The arguments against are summarised in a presentation made to Rabbitte last month.

Those opposed say the sheer scale of what is proposed is excessive. It would include 100 well pads with 1,000 wells, concentrated in a triangle of land in north Leitrim.

This would be incompatible with north Leitrim’s future in agriculture and ecotourism, the document claims.

They also maintain the process of fracking, which involves millions of gallons of water being pumped at high pressure into wells contaminates water supplies and pollutes the air.

One of those who met the Minister was Eddie Mitchell, the local chairman of the Fine Gael party.

Mitchell says he is “pro-development, but anti hydraulic fracturing” and those opposed to it go way beyond “hippy-types” or as a blogger called them “professional tree huggers” to include ordinary people who are not by nature serial agitators.

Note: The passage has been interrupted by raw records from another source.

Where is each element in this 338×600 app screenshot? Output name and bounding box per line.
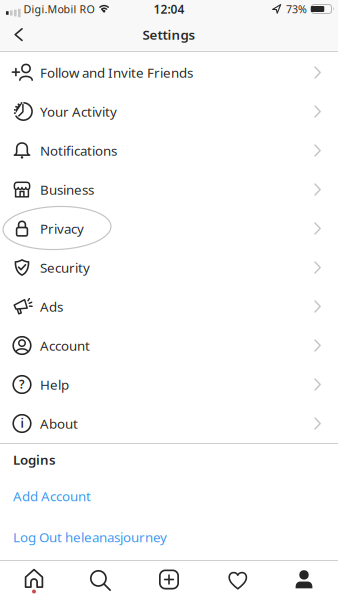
button[interactable]: ?: [0, 365, 338, 404]
button[interactable]: Profile: [295, 570, 313, 588]
staticText: Settings: [142, 26, 196, 43]
staticText: Security: [40, 259, 90, 276]
button[interactable]: Privacy: [0, 209, 338, 248]
staticText: 12:04: [154, 1, 184, 17]
staticText: i: [20, 415, 24, 431]
staticText: Digi.Mobil RO: [24, 2, 95, 16]
staticText: Privacy: [40, 220, 84, 237]
staticText: Business: [40, 181, 94, 198]
staticText: Logins: [13, 451, 56, 468]
staticText: Log Out heleanasjourney: [13, 528, 167, 546]
staticText: Account: [40, 337, 90, 354]
staticText: ?: [19, 376, 25, 392]
staticText: Ads: [40, 298, 63, 315]
staticText: Add Account: [13, 487, 91, 505]
button[interactable]: Search: [88, 568, 112, 591]
staticText: About: [40, 415, 78, 432]
button[interactable]: Log Out heleanasjourney: [0, 517, 338, 557]
button[interactable]: Business: [0, 170, 338, 209]
button[interactable]: Follow and Invite Friends: [0, 53, 338, 92]
button[interactable]: i: [0, 404, 338, 443]
button[interactable]: Security: [0, 248, 338, 287]
button[interactable]: Notifications: [0, 131, 338, 170]
button[interactable]: Add Account: [0, 475, 338, 517]
button[interactable]: Your Activity: [0, 92, 338, 131]
staticText: Your Activity: [40, 103, 117, 120]
staticText: Follow and Invite Friends: [40, 64, 193, 81]
staticText: 73%: [286, 2, 307, 16]
staticText: Notifications: [40, 142, 117, 159]
button[interactable]: Home: [22, 568, 46, 594]
button[interactable]: Ads: [0, 287, 338, 326]
button[interactable]: Activity: [228, 572, 247, 590]
button[interactable]: Account: [0, 326, 338, 365]
button[interactable]: Back: [0, 20, 23, 49]
staticText: Help: [40, 376, 69, 393]
button[interactable]: New Post: [159, 570, 179, 590]
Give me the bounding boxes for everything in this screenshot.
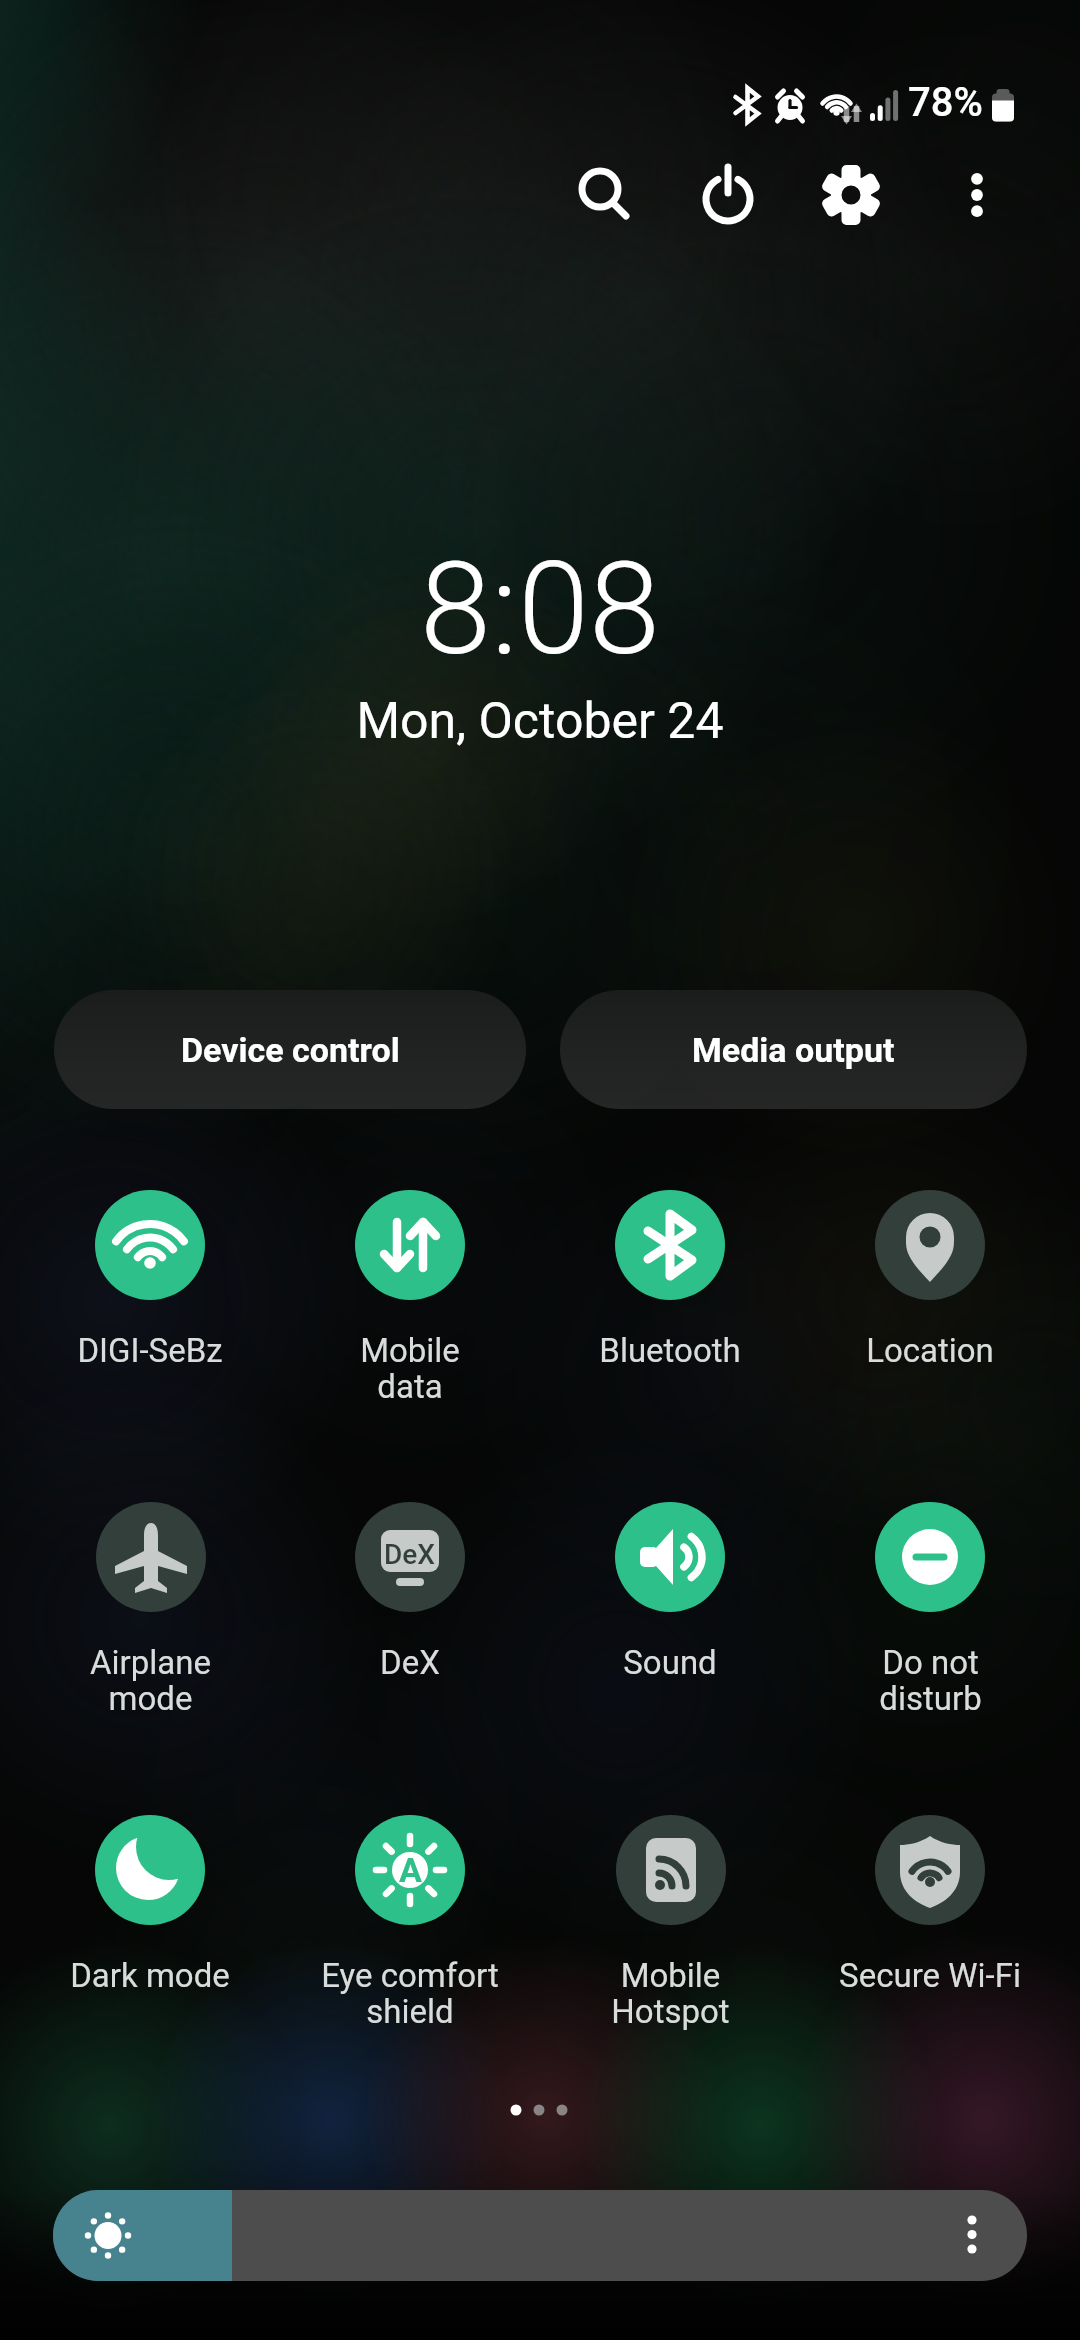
staticText: Bluetooth: [599, 1331, 741, 1370]
staticText: Mobile Hotspot: [611, 1956, 730, 2031]
staticText: Secure Wi-Fi: [839, 1956, 1021, 1995]
staticText: Sound: [623, 1643, 717, 1682]
staticText: A: [399, 1850, 422, 1890]
button[interactable]: DIGI-SeBz: [20, 1190, 280, 1430]
staticText: Media output: [692, 1030, 895, 1070]
button[interactable]: Mobile data: [280, 1190, 540, 1430]
button[interactable]: Sound: [540, 1502, 800, 1742]
button[interactable]: Device control: [54, 990, 526, 1109]
staticText: 8:08: [420, 534, 660, 684]
button[interactable]: Airplane mode: [20, 1502, 280, 1742]
button[interactable]: Settings: [803, 147, 899, 243]
staticText: DeX: [380, 1643, 440, 1682]
staticText: Mobile data: [360, 1331, 460, 1406]
staticText: Eye comfort shield: [321, 1956, 499, 2031]
button[interactable]: Dark mode: [20, 1815, 280, 2055]
staticText: Do not disturb: [879, 1643, 982, 1718]
button[interactable]: More options: [929, 147, 1025, 243]
staticText: Dark mode: [70, 1956, 230, 1995]
button[interactable]: Media output: [560, 990, 1027, 1109]
button[interactable]: A: [280, 1815, 540, 2055]
button[interactable]: Secure Wi-Fi: [800, 1815, 1060, 2055]
staticText: DeX: [384, 1538, 436, 1571]
staticText: Airplane mode: [90, 1643, 211, 1718]
button[interactable]: Bluetooth: [540, 1190, 800, 1430]
staticText: DIGI-SeBz: [77, 1331, 223, 1370]
button[interactable]: DeX: [280, 1502, 540, 1742]
button[interactable]: Brightness settings: [927, 2190, 1017, 2281]
button[interactable]: Location: [800, 1190, 1060, 1430]
button[interactable]: Do not disturb: [800, 1502, 1060, 1742]
staticText: Location: [866, 1331, 994, 1370]
button[interactable]: Power off: [680, 147, 776, 243]
button[interactable]: Brightness: [53, 2190, 1027, 2281]
button[interactable]: Search: [557, 147, 653, 243]
button[interactable]: Mobile Hotspot: [540, 1815, 800, 2055]
staticText: Mon, October 24: [356, 692, 724, 751]
staticText: Device control: [181, 1030, 400, 1070]
staticText: 78%: [908, 79, 983, 126]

“We’re delighted that the gas is there and maybe we can come back to it in eight to 10 years time with a different process, but we don’t want to be casualties of energy security.”

Leitrim’s only TD, Michael Colreavy (Sinn Féin), says he has heard enough about fracking to believe there is “no earthly way” the process should be allowed in the county.

He also fears the current economic climate will be used to pressurise local communities into accepting something that might not be in their long-term interests.

Drumshanbo-based Fine Gael councillor Enda McGloin conceded the “jury is out” on fracking and if there was a poll in the morning local people would probably vote against it, but that could change.

McGloin said he and others were putting their faith in the EPA to adjudicate on the competing arguments. “We have to trust that they will do it the fairest possible way,” he said.

Labour Senator Susan O’Keeffe said she too welcomed the intervention of the EPA, but its findings must be complemented by the experiences of other countries where fracking has taken place.

To that end she has organised a number of meetings for politicians in Leinster House. Recently she brought in the Dutch scientist CJ de Pater, who concluded that fracking caused minor earthquakes in Lancashire.

She added: “We need a lot more information and explanation. Clearly there have been problems in other countries, but equally Dr de Pater has been saying that fracking has gone on for years and years in the Netherlands and there has never been an issue.”

Given the depth of feeling involved and the strident nature of the arguments for and against, finding people who are prepared to say publicly they are in favour of the process is difficult.

However, one supporter familiar with the process of fracking who did not want to be named, said that done correctly it is 100 per cent safe.

“I think when the facts are explained to people and they know chemicals will not be used and it will bring money into the economy there will be no problem with it,” he said.